In an interim report released this week, the Joint Select Committee on Constitutional Recognition of Aboriginal and Torres Strait Islander Peoples suggested that a successful referendum could preserve those powers while offering new protections to ensure they were not used to adversely discriminate against Aboriginal and Torres Strait islander peoples.
The Committee, which is chaired by Liberal Member for Hasluck, Ken Wyatt – one of only two Aboriginal people in federal Parliament – held off making direct recommendations but outlined the key areas of debate facing the government as it attempts to draft a proposition capable of passing at a referendum.
Most attention is given to options that involve inserting clauses recognising Aboriginal and Torres Strait Islander peoples as the first occupants of the continent, as well as their ongoing connection to its land and waters.
While the idea of attaching a preamble to the Constitution is discussed, the report also outlines serious objections to such a process.
At the heart of the dilemma is how a referendum would approach Section 51(xxvi) of the Constitution, known as the ‘race powers’, which allow the Parliament to make laws for “people of any race for whom it is deemed necessary to make special laws”.
The landmark 1967 referendum removed an exemption to Aboriginal people originally contained in this section, allowing the Commonwealth to make laws in regards to them. However, according to the report, concerns remain that the section “could be used to enact laws that discriminate against the people of any race”.
This has happened three times since the 1990s – in the Hindmarsh Islands affair, in the Wik debate, and to launch the NT intervention.
An Expert Panel convened to examine the question of Constitutional recognition previously reported that a large majority of the Australian community support changing the section.
While acknowledging such feelings, the report notes that changes risk invalidating key legislation, including the Native Title Act.
“For this reason, the committee agrees with the Expert Panel that changes to the existing terms of section 51(xxvi) should be accompanied by a new legislative power in order to achieve continuity with the Commonwealth’s power to make laws for Aboriginal and Torres Strait Islander peoples,” the report noted.
The report also examines a proposal made by the Expert Panel to insert a new section into the Constitution which would enshrine the Racial Discrimination Act, preventing parliament from suspending it as it did in the NT intervention legislation.
The proposal– which is shaping up as key battle ground – has been backed by legal academics such as Professor Megan Davis and could allow for litigation against Commonwealth programs which breach the section.
This option is seen as offering stronger protection against discrimination than other proposals which would insert safe-guards guaranteeing any laws made in regards to Aboriginal and Torres Strait Islander people would not “discriminate adversely against them”.

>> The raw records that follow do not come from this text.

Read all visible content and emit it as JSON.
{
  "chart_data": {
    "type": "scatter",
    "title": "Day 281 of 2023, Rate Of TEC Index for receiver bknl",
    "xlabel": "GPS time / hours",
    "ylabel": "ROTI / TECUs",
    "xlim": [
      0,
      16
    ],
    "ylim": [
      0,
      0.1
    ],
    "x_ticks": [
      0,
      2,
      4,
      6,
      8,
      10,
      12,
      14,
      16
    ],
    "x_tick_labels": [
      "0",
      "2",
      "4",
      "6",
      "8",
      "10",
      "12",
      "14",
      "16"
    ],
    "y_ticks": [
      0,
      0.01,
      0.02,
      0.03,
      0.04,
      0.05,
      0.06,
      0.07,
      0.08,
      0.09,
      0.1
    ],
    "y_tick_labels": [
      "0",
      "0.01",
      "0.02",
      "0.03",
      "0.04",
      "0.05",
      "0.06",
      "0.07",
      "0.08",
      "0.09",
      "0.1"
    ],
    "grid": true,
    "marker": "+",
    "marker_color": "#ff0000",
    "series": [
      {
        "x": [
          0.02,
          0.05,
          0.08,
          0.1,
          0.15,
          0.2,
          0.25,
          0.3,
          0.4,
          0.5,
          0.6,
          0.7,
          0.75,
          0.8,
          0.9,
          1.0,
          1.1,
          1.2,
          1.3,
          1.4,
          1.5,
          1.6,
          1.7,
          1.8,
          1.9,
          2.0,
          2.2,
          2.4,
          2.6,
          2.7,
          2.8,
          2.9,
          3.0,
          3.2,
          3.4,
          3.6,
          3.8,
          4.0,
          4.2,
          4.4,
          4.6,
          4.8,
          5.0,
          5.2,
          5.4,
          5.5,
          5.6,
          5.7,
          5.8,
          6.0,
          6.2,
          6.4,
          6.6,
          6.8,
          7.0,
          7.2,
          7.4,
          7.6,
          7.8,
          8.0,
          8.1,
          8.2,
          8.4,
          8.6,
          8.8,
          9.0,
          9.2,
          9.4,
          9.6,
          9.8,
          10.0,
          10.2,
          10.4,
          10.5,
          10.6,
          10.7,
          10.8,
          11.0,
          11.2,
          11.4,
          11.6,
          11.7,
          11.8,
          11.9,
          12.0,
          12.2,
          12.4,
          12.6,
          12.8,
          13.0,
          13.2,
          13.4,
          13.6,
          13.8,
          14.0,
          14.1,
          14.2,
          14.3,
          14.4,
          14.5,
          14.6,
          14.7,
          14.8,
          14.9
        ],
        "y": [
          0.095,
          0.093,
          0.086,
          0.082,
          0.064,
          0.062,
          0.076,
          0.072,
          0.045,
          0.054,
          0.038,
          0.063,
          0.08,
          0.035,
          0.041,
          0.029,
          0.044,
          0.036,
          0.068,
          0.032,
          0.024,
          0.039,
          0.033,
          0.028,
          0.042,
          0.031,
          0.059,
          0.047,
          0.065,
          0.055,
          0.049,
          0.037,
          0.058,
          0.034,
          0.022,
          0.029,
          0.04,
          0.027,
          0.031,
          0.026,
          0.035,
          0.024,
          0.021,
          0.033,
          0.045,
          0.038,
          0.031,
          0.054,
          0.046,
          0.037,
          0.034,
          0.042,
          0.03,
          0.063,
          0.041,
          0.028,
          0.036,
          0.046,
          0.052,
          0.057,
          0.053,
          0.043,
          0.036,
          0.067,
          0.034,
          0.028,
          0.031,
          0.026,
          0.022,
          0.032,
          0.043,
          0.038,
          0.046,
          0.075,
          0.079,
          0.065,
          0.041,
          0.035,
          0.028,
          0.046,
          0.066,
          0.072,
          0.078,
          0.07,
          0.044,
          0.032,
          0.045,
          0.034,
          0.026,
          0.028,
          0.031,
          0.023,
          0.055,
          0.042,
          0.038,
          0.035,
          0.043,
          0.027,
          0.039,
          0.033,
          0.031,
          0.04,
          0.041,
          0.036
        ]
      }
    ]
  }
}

However, the committee also received advice that it would be “likely to have wide-reaching application and be heavily litigated” and could have “potential for divisive debate about [the referendum’s]merits.”
In one of the more decisive statements made in the report, the committee indicated it was unlikely to support a distinct recognition of Aboriginal and Torres Strait Islander languages.
The report also backed calls for a section of the constitution that references the ability of states to bar members of a certain race from voting to be repealed.
“The committee is not persuaded of the section’s ongoing utility, and considers that it can be removed without consequential effects to the Constitution,” it said.
While the committee’s final report is due in June 2015, Minister for Indigenous Affairs Nigel Scullion has promised a draft proposal for changes to the Constitution would be ready for public examination this year.
The broad proposal to recognise Aboriginal and Torres Strait Islander peoples in the Constitution currently has support from both the major parties, as well as the Greens, but there is strong – and growing — opposition in Aboriginal communities.